Gisèles world


Artist Gisèle D’Ailly-van Waterschoot van der Gracht (1912-2013) remained a little girl throughout her life, even when she reached 100. She lived surrounded by free spirits, poets and writers, and created her own world.

In December 1940, Gisèle finally realized her childhood dream of living on the Herengracht in Amsterdam, and moved into a pied-à-terre on that Herengracht she had always heard of: number 401, to be precise. When she first saw it, Gisèle immediately fell in love with the view out over the adjacent Leidsegracht, and was not in the least bit bothered by the fact that the former office building didn’t have a kitchen or a bathroom, as she didn’t cook and the public baths were just around the corner.

She rented a floor—a space measuring 60 square meters—for eighteen Dutch Guilders a month. During that same period, through Adriaan (with whom she also had a brief affair), she met Wolfgang Frommel, a German poet and writer. He was looking for a place to house a couple of talented young German men whose lives were in danger because they were being forced to leave a boarding school in Ommen in the north-east of the Netherlands. Gisèle didn’t hesitate for a minute, and offered her home as a safe house.

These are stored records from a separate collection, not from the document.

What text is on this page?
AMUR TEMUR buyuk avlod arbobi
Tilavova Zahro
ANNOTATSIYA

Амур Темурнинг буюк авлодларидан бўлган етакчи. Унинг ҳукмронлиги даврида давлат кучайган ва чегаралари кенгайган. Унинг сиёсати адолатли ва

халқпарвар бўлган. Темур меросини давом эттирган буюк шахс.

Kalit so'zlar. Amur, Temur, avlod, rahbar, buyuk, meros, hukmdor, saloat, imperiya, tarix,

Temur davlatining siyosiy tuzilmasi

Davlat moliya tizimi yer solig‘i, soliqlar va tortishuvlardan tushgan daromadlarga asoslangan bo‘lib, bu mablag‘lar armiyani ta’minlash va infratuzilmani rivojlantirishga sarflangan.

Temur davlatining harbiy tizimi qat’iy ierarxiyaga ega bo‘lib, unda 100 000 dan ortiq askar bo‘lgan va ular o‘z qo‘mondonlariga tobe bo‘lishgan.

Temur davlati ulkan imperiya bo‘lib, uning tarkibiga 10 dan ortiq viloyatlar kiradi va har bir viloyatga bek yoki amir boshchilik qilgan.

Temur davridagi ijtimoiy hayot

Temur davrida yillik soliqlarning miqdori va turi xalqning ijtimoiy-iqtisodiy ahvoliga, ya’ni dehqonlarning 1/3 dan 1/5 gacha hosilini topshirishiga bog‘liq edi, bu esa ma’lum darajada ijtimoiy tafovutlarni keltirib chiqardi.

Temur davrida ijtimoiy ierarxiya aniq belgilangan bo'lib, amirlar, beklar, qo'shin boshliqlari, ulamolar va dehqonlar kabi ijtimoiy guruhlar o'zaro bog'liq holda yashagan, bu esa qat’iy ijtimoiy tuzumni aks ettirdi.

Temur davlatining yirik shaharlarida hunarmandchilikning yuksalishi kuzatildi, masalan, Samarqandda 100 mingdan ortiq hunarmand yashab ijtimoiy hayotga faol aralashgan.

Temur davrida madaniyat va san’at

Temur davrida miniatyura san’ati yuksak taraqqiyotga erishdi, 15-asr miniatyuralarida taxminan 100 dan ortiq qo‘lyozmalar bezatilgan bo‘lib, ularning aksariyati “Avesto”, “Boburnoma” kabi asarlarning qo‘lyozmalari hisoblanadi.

By 1942, she was living there with Wolfgang, 15-year-old Claus Bock, his young teacher Buri (the pseudonym for Adolf Friedrich Wongtschowski) and a few others who came and went. At times, there were as many as seven men living in her home. Some of them were Jewish; others were trying to avoid the concentration camps. During the day, those in hiding stayed out of sight from the nosy neighbors across the street. The neighbors above and below her were the only ones who knew they were there.

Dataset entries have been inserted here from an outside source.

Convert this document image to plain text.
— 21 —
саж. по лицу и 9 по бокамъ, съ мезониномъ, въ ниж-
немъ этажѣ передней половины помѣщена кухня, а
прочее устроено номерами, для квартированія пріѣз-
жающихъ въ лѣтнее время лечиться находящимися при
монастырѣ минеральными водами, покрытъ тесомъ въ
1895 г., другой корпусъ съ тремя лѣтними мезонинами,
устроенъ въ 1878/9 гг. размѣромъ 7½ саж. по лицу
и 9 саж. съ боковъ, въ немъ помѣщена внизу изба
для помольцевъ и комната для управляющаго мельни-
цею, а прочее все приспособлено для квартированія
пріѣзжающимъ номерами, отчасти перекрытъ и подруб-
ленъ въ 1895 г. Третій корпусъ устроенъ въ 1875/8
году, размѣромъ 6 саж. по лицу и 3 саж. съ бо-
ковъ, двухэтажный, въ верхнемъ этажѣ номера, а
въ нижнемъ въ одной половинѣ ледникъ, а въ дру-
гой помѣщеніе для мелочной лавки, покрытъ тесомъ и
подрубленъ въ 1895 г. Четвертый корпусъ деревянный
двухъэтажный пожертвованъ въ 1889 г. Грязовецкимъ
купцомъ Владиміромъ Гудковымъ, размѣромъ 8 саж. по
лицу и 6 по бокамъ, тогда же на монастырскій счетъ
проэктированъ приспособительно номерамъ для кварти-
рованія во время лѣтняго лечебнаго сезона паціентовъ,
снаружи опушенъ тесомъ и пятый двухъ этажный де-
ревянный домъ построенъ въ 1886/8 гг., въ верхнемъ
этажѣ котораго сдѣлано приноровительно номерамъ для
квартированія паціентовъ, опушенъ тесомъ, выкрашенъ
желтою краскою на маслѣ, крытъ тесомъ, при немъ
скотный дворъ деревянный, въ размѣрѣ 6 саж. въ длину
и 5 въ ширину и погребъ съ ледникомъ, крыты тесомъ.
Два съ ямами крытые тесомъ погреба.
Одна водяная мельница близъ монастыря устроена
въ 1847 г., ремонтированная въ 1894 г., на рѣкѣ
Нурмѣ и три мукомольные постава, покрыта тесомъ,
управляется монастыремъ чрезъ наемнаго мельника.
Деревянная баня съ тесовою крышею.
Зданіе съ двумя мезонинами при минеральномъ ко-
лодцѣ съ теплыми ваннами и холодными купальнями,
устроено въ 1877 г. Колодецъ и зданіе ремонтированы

The men couldn’t move about freely until the evenings, when the blackout curtains covering the many rooms in the corner apartment were closed. The charismatic Wolfgang kept the young men busy; they read and wrote poetry and worked on translations. They learned that even though their bodies were imprisoned, their minds were free. Through art and culture, they managed to create a bubble of freedom in the small room in Gisèle’s house for three years.

Claus described the feeling later on by saying: “As long as we write stories and poetry, nothing can happen to us.” They named the house Castrum Peregrini, after the pilgrims’ castle near Haifa, Israel, that was never captured. Their motto was freedom, friendship and culture. Years later, Wolfgang’s entourage was described as being slightly sectarian. Gisèle earned a living for the group.

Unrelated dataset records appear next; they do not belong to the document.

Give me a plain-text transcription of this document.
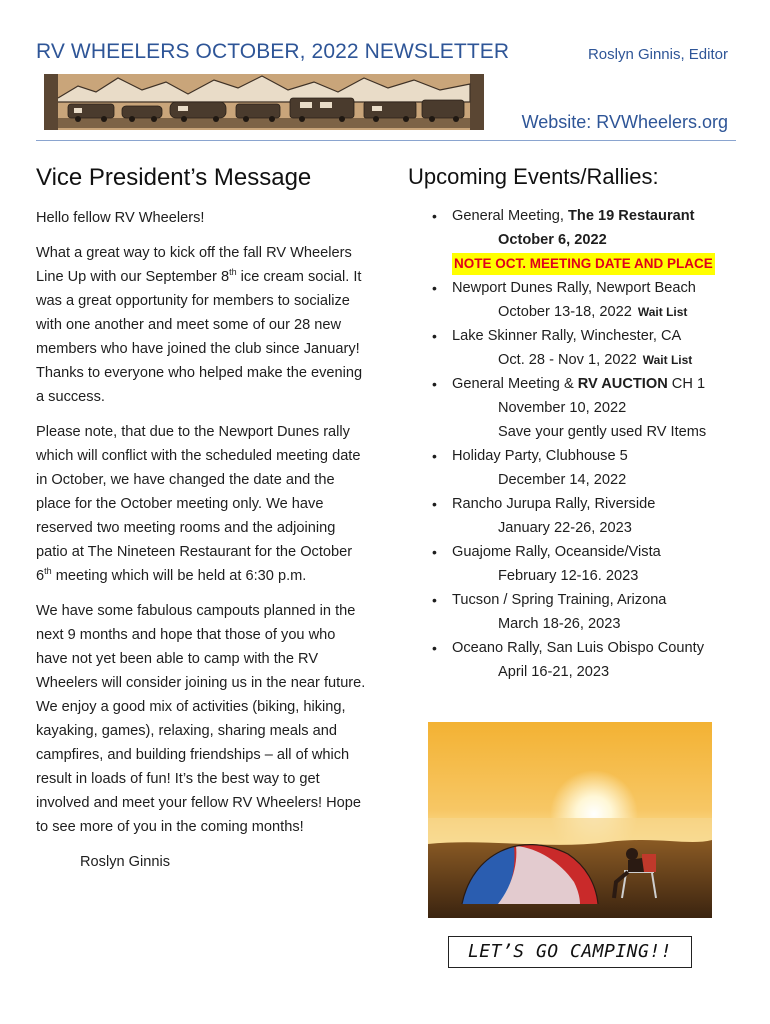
RV WHEELERS OCTOBER, 2022 NEWSLETTER	Roslyn Ginnis, Editor
Website: RVWheelers.org
Vice President’s Message

Hello fellow RV Wheelers!

What a great way to kick off the fall RV Wheelers Line Up with our September 8th ice cream social. It was a great opportunity for members to socialize with one another and meet some of our 28 new members who have joined the club since January! Thanks to everyone who helped make the evening a success.

Please note, that due to the Newport Dunes rally which will conflict with the scheduled meeting date in October, we have changed the date and the place for the October meeting only. We have reserved two meeting rooms and the adjoining patio at The Nineteen Restaurant for the October 6th meeting which will be held at 6:30 p.m.

We have some fabulous campouts planned in the next 9 months and hope that those of you who have not yet been able to camp with the RV Wheelers will consider joining us in the near future. We enjoy a good mix of activities (biking, hiking, kayaking, games), relaxing, sharing meals and campfires, and building friendships – all of which result in loads of fun! It’s the best way to get involved and meet your fellow RV Wheelers! Hope to see more of you in the coming months!

Roslyn Ginnis

Upcoming Events/Rallies:
• General Meeting, The 19 Restaurant
October 6, 2022
NOTE OCT. MEETING DATE AND PLACE
• Newport Dunes Rally, Newport Beach
October 13-18, 2022 Wait List
• Lake Skinner Rally, Winchester, CA
Oct. 28 - Nov 1, 2022 Wait List
• General Meeting & RV AUCTION CH 1
November 10, 2022
Save your gently used RV Items
• Holiday Party, Clubhouse 5
December 14, 2022
• Rancho Jurupa Rally, Riverside
January 22-26, 2023
• Guajome Rally, Oceanside/Vista
February 12-16. 2023
• Tucson / Spring Training, Arizona
March 18-26, 2023
• Oceano Rally, San Luis Obispo County
April 16-21, 2023
LET’S GO CAMPING!!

She refused to become a member of the Kultuurkamer, or Chamber of Culture, an institute set up by the Germans which artists were forced to join if they wanted to keep working. She worked as an ‘illegal artist’ for as long as she could, and traveled all over the country to paint portraits on commission. “The war was a tightrope walk for me,” she later said. “Watching every step I took and every word I said. My life was at risk every second I set foot outside of the four walls of my home. I was walking on a wire up in the air; keeping my balance, preserving my mental equilibrium.”

And yet, when she was later asked what the best time of her life was, she responded without hesitation, “The war. That’s when I learned the meaning of friendship.”